Юлия провела с мужем и детьми в деревне ровно два года. Дела у них тогда шли скверно. Рослый Шимон долго не мог найти работу, после чего уехал в П., где кто-то из родственников выпросил для него место в большой текстильной фирме. Через год Юлия последовала за ним. Как-то они в П. устроились, дела кое-как наладились, но, видно, не особенно, раз на вопрос «чего ты не любишь» младший, Тулек, без колебаний отвечал «судебного пристава». Юлия тут же перестроилась на городскую жизнь. В обеденную пору стала ходить на чашечку кофе, с увлечением осматривала музеи и достопримечательности, время от времени позволяла себе билет на хороший концерт. Летом ходила на реку, на дикий пляж — так дешевле.
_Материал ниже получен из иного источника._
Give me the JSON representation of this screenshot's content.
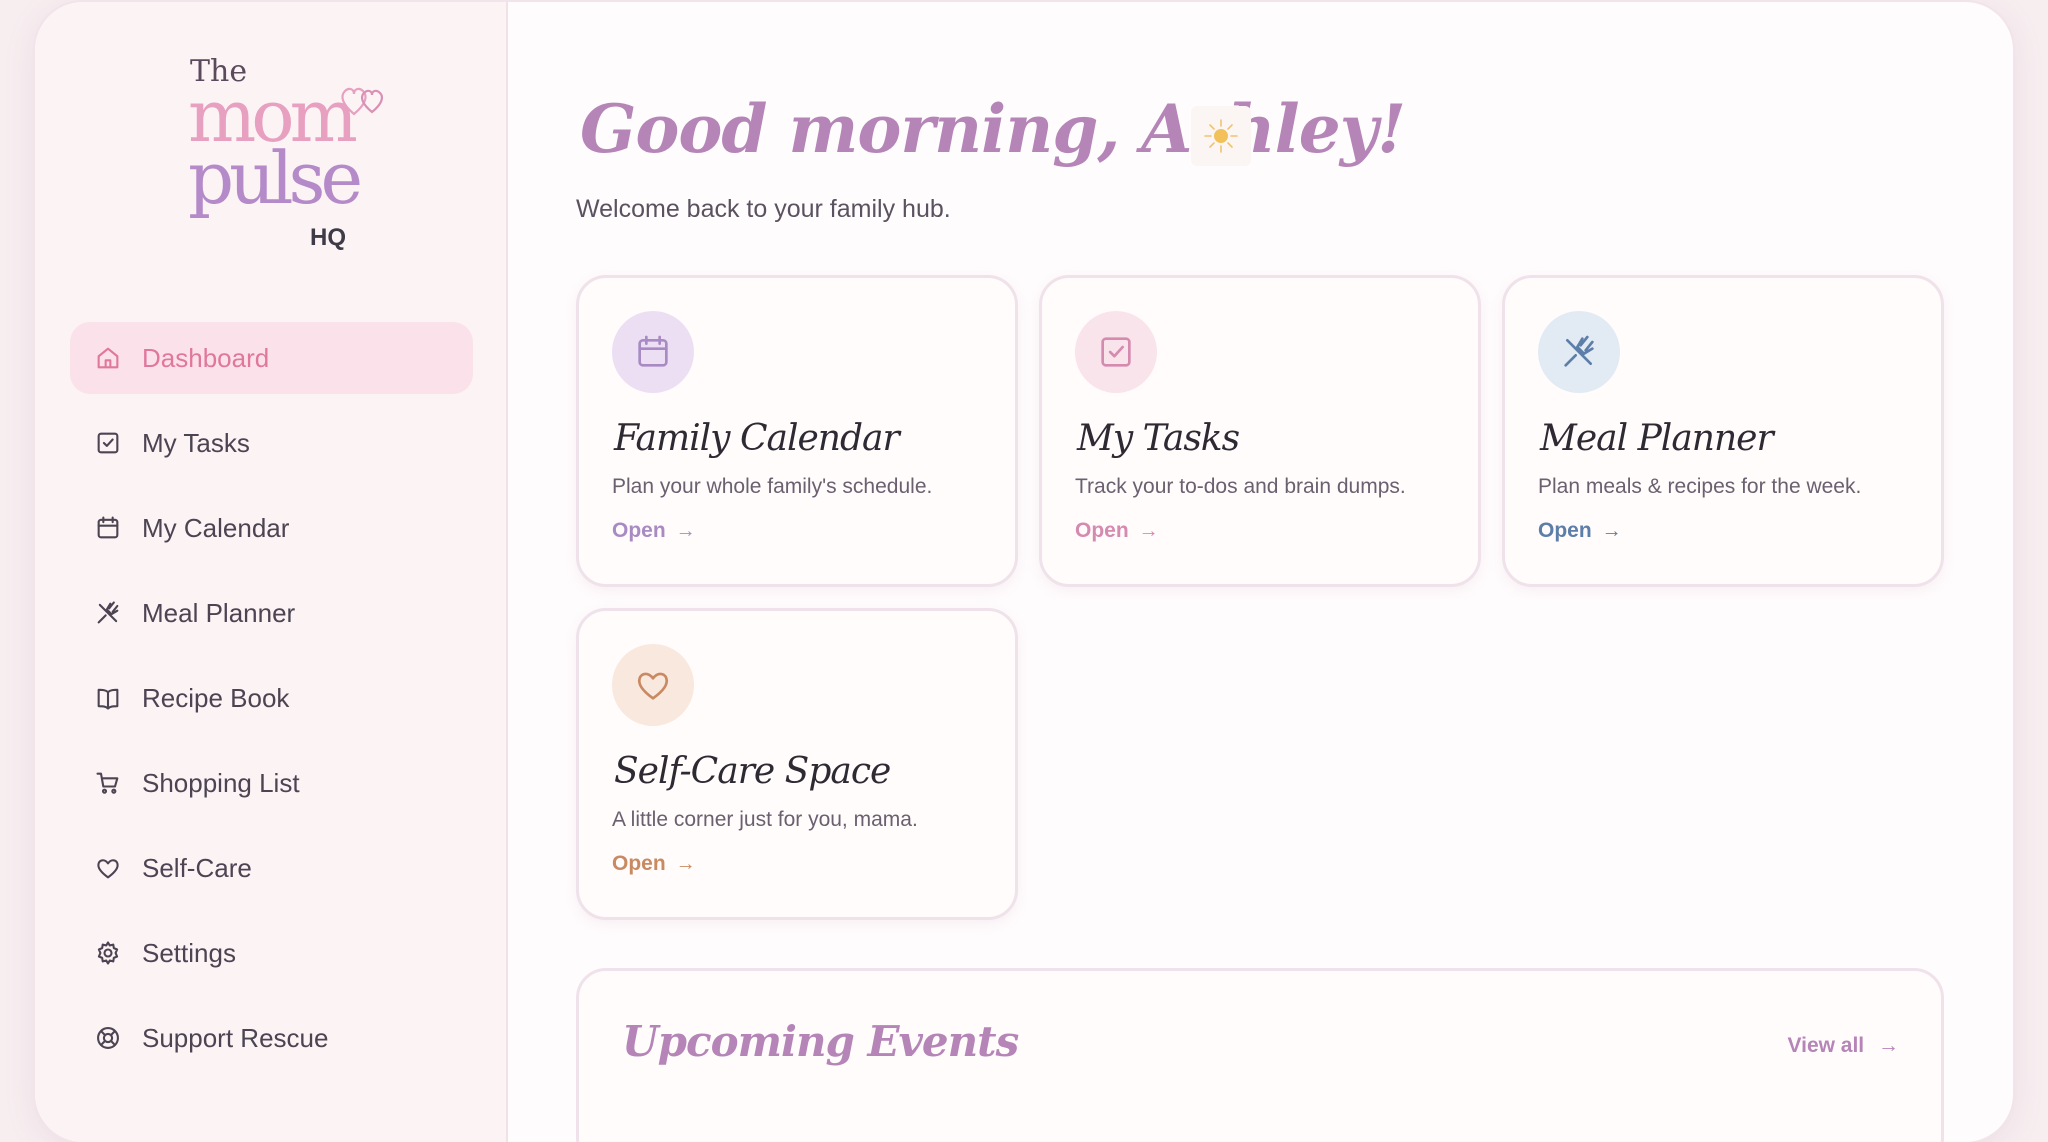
{
  "logo": {
    "the": "The",
    "mom": "mom",
    "pulse": "pulse",
    "hq": "HQ"
  },
  "sidebar": {
    "items": [
      {
        "label": "Dashboard",
        "icon": "home-icon",
        "active": true
      },
      {
        "label": "My Tasks",
        "icon": "check-square-icon"
      },
      {
        "label": "My Calendar",
        "icon": "calendar-icon"
      },
      {
        "label": "Meal Planner",
        "icon": "utensils-icon"
      },
      {
        "label": "Recipe Book",
        "icon": "book-icon"
      },
      {
        "label": "Shopping List",
        "icon": "cart-icon"
      },
      {
        "label": "Self-Care",
        "icon": "heart-icon"
      },
      {
        "label": "Settings",
        "icon": "gear-icon"
      },
      {
        "label": "Support Rescue",
        "icon": "lifebuoy-icon"
      }
    ]
  },
  "header": {
    "greeting": "Good morning, Ashley!",
    "greeting_icon": "sun-icon",
    "subtitle": "Welcome back to your family hub."
  },
  "cards": [
    {
      "title": "Family Calendar",
      "description": "Plan your whole family's schedule.",
      "link": "Open",
      "icon": "calendar-icon",
      "accent": "#a98bc4",
      "badge_bg": "#ecdff3"
    },
    {
      "title": "My Tasks",
      "description": "Track your to-dos and brain dumps.",
      "link": "Open",
      "icon": "check-square-icon",
      "accent": "#d58ab0",
      "badge_bg": "#f9e4ec"
    },
    {
      "title": "Meal Planner",
      "description": "Plan meals & recipes for the week.",
      "link": "Open",
      "icon": "utensils-icon",
      "accent": "#5c7ea8",
      "badge_bg": "#e2ebf3"
    },
    {
      "title": "Self-Care Space",
      "description": "A little corner just for you, mama.",
      "link": "Open",
      "icon": "heart-icon",
      "accent": "#c98a63",
      "badge_bg": "#f9e8de"
    }
  ],
  "events": {
    "title": "Upcoming Events",
    "view_all": "View all"
  },
  "colors": {
    "sidebar_bg": "#fcf3f5",
    "active_bg": "#fbe1ea",
    "active_text": "#e0789c",
    "heading": "#b585b8"
  }
}
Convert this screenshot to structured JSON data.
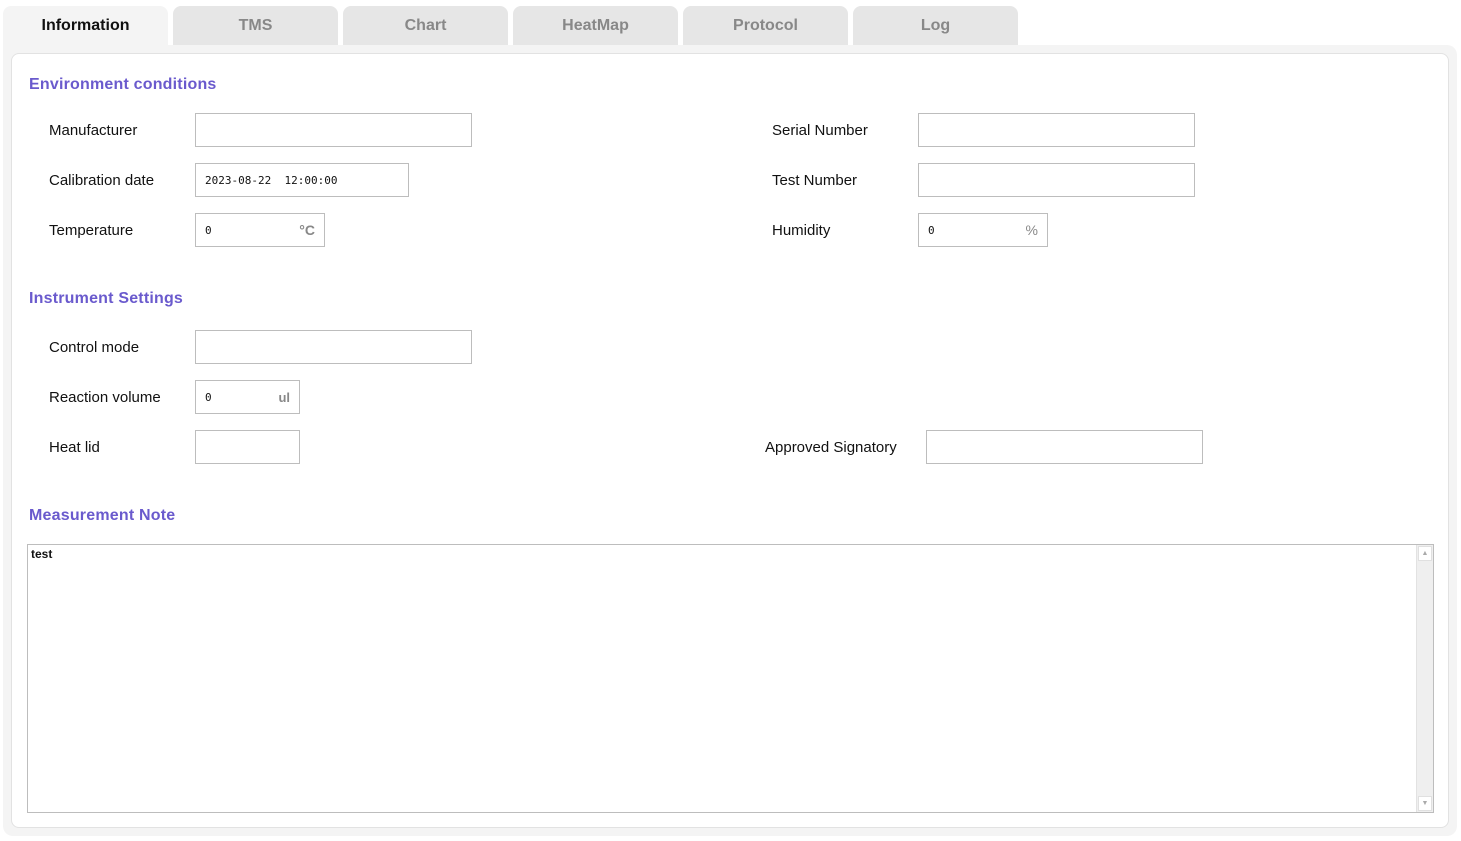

На второй год их жизни в П. произошли два случая, от которых у нее резко поубавилось симпатии к городу, который она полюбила за чистоту и порядок. Старшего сына, Давида, побили в школе одноклассники, крича «бей еврея, бей еврея», и мальчик с тех пор стал сутулиться, словно все время ждал удара. Второй случай приключился в роскошном холле филармонии и был не менее красноречив, хоть и менее демонстративен по форме. В перерыве сольного концерта известного пианиста Юлия услышала произнесенную вполголоса фразу: «Даже здесь от них спасу нет…» Она отказалась от двух последних, любимых сонат Бетховена (Юлия была меломанкой-любительницей, без музыкального образования) и покинула здание филармонии раз и навсегда.